Exploring Isolation Through Urban Photography
I took this photograph from a rooftop overlooking Hanbury Street during a party celebrating the opening of the East End Film Festival in 2010. From that elevated vantage point I had an unusual bird’s-eye view of the street below. The image became, for me, a photograph about mobility, digital culture, and changing patterns of urban life.
A laptop is conventionally associated with desks, cafés, offices, or at least moments of pause. Here, however, it becomes integrated into movement itself — computing while walking through the street. In 2010 this looked especially strange and faintly futuristic, because mobile internet culture was still in transition. The woman had originally been sitting on the pavement using the laptop, and I was surprised to see her continue working on it when she suddenly stood up and hurried away. Smartphones already existed, but many people still depended on full laptops for serious connectivity, work, media, and communication.

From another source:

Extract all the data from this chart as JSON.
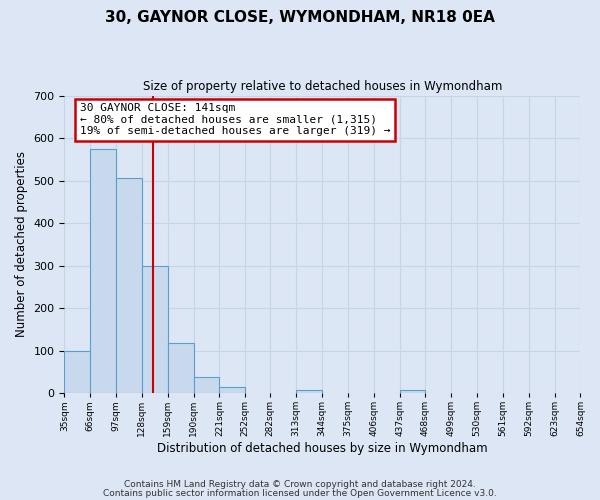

I think the photograph now has a prophetic quality. Today, seeing people absorbed in devices while moving through cities is entirely normal — phones dominate attention everywhere. Yet the laptop makes the behaviour visible in a more exaggerated and theatrical way. It externalises something that has since become socially invisible: the demand for constant digital engagement. That engagement can isolate people from their immediate surroundings and dull observational awareness. In this photograph, the street itself has become an office.